Les véritable vacances, pour moi, on pris fin en 1922 lorsque
ma grand-mère Mme Sarah Bernhardt vendit les sept maisons
de la pointe des Poulains... Depuis, chaque année, suivant
l'usage au mois d'août, «je prends l'air», je
me «démazoute»; l'Amitié m'y aide avec
fidélité.
Mes parents m'emmenèrent
à Belle-Ile à l'âge du baptême. Plus
tard,
petite fille pâle habillée en bambin, je courais
dans les jardins du fort des Poulains à la recherche de
lézards. Mauricette, fille du majordome de ma grand-mère
et filleule de mon père Maurice Bernhardt, partageait nos
jeux avec ma soeur Simone.
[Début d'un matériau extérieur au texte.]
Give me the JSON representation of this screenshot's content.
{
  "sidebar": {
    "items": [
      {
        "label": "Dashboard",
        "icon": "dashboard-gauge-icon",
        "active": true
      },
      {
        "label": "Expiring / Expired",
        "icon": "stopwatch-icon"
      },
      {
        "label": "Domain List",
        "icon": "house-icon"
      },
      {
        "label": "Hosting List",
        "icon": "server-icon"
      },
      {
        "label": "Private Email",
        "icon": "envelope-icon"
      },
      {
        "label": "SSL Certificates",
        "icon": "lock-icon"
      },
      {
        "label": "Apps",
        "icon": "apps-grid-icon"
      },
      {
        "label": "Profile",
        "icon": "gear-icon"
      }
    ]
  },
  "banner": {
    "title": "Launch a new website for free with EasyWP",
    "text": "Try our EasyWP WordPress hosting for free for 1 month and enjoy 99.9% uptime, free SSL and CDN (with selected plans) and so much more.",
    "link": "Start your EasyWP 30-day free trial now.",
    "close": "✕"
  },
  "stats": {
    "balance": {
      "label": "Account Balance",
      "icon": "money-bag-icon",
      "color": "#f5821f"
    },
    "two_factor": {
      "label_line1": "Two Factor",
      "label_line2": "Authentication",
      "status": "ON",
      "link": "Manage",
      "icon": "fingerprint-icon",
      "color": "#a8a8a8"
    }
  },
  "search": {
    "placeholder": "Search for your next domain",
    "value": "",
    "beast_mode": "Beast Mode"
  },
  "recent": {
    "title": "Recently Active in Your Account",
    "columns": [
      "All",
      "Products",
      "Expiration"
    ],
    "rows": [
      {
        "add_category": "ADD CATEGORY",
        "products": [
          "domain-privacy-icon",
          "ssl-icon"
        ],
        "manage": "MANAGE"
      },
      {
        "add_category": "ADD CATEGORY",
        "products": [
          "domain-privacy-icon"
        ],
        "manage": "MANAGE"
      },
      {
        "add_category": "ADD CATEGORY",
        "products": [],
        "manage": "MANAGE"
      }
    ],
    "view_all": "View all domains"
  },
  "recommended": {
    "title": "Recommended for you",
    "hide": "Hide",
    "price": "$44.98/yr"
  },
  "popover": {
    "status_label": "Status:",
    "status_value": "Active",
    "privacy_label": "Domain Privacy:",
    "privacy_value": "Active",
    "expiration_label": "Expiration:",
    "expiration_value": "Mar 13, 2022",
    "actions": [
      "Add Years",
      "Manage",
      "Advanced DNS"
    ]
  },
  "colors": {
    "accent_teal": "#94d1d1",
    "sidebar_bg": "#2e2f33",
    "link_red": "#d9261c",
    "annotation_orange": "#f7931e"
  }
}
Nous avions chacune notre écurie
de lézards; les petits sauriens attachés par deux
ou trois à des fils de soie vivant une journée sur
nos maigres poitrines; le soir nous leur rendions la liberté
et recommencions le lendemain...
Ma grand-mère
faisait de la sculpture, préparait des conférences,
apprenait des rôles, jouait aux dominos en trichant un peu,
battait le lait pour en faire ce délicieux beurre salé
de Bretagne - lait qui s'obstinait à tourner en fromage
blanc-préparait des cornichons avec d'invraisemblables
ingrédients et inventait des plats : telle cette sarcelle
fourrée d'alouettes assez difficile à digérer...
Elle appelait cela se reposer.
En dehors de ses
fantaisies culinaires, nous mangions surtout du poisson que mon
père chaque matin tirait du trémail, où encore
les provisions abondantes et variés qu'Emilie rapportait
du Palais. C'était l'époque où l'on mangeait
trop, mais les vents du large et l'air salin se chargeaient de
nettoyer nos estomacs.
Nous étions
nombreux chaque été, nous étions fougueux,
nous étions heureux. Nous faisions beaucoup de choses comme
les nains de Blanche-neige et nous entourions notre fée
Sarah Bernhardt de respects et de tendresses.
Belle-Ile, pour
moi, reste plus qu'un paysage, le décor de mon enfance
et de ma jeunesse. Belle-Ile, c'est une personne aimée.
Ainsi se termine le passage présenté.